08:25am - 08:30am PT

Room 155/157

Presenter(s)

Opeoluwa Akerele, BS - Tulane University School of Medicine, New Orleans, LA

O. A. Akerele¹, O. O. Pocha¹, M. Huang², A. Lieberman², J. Schwartz², P. Bhandari², A. Sartor³, and E. Ledet⁴; ¹Tulane University School of Medicine, New Orleans, LA, United States, ²Tulane School of Medicine, New Orleans, LA, ³Mayo Clinic, Rochester, MN, ⁴Tulane Cancer Center, New Orleans, LA

Purpose/Objective(s):

Metastatic castration-resistant prostate cancer (mCRPC) remains a significant therapeutic challenge. (Lutetium-177)¹⁷⁷Lu-PSMA-617, a radioligand therapy, has demonstrated efficacy in mCRPC, yet biomarkers predictive of therapeutic response are not well-defined. Circulating tumor DNA (ctDNA) offers a non-invasive method to evaluate tumor genomics and monitor therapeutic response in real-time. Previous studies suggest that specific ctDNA alterations correlate with response to therapy. This retrospective study evaluates ctDNA alterations in ¹⁷⁷Lu-PSMA in mCRPC patients pre- and post-treatment.

Materials/Methods:

This study included 34 mCRPC patients after receiving ¹⁷⁷Lu-PSMA. Guardant360 assay was used to evaluate ctDNA. Pre-treatment ctDNA assessment was collected averages 21 days before receiving first dose of ¹⁷⁷Lu-PSMA and after stopped previous treatment. Post-treatment ctDNA was collected 54 days after completion of ¹⁷⁷Lu-PSMA treatment to ctDNA and prior to starting a new treatment. Responder was defined as nadir PSA declined more than 50% compared to baseline PSA. Additional clinical annotation such as initial diagnosis, pathology, treatment history, and relevant germline genetic data were collected. Statistical analyses were performed with Fisher's exact and Chi-squared tests where appropriate.

Results:

Of the 34 patients who received ¹⁷⁷Lu-PSMA treatment, 19 had PSA response to ¹⁷⁷Lu-PSMA (responders) and 15 did not (non-responders).
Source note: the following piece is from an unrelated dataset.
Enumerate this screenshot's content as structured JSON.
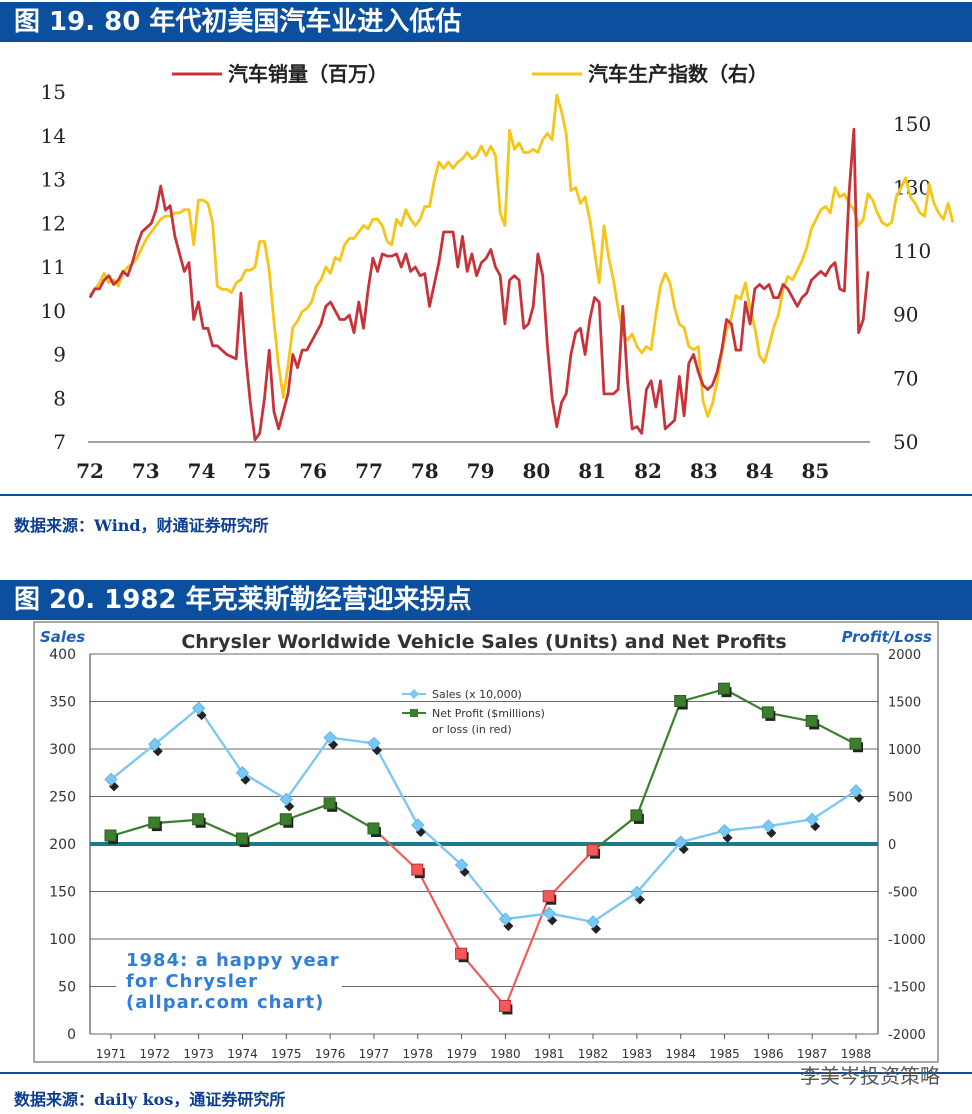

In ctDNA, copy number amplifications were significantly more frequent in non-responders (n= 14/15) when compared to responders (n= 10/19) (OR = 11.74, 95% C.I. [1.28, 588.66)], p = 0.02). Following ¹⁷⁷Lu-PSMA treatment, non-responders were also significantly more likely to have a mutated AR (OR=5.62, 95% C.I. [1.09,35.49], p=0.037), CCNE1 (OR=6.97, 95% C.I. [1.02, 83.44], p=0.025) and significantly less likely to have mutated ATM (OR=0.00, 95% C.I. [0.00, 0.45], p=0.002). All other ctDNA assessed genes were mutated at a similar frequency between responders and non-responders before and after ¹⁷⁷Lu-PSMA treatment.

Conclusion:

¹⁷⁷Lu-PSMA radioligand therapy has demonstrated the ability to extend survival and slow disease progression. Our analysis of this ¹⁷⁷Lu-PSMA-treated patient cohort suggests that distinct genomic changed detectable in ctDNA could provide insight into predicting resistance to Lu-177 treatment. Larger studies are needed to fully understand predictors of ¹⁷⁷Lu-PSMA resistance and identify genetic pathways influencing this resistance.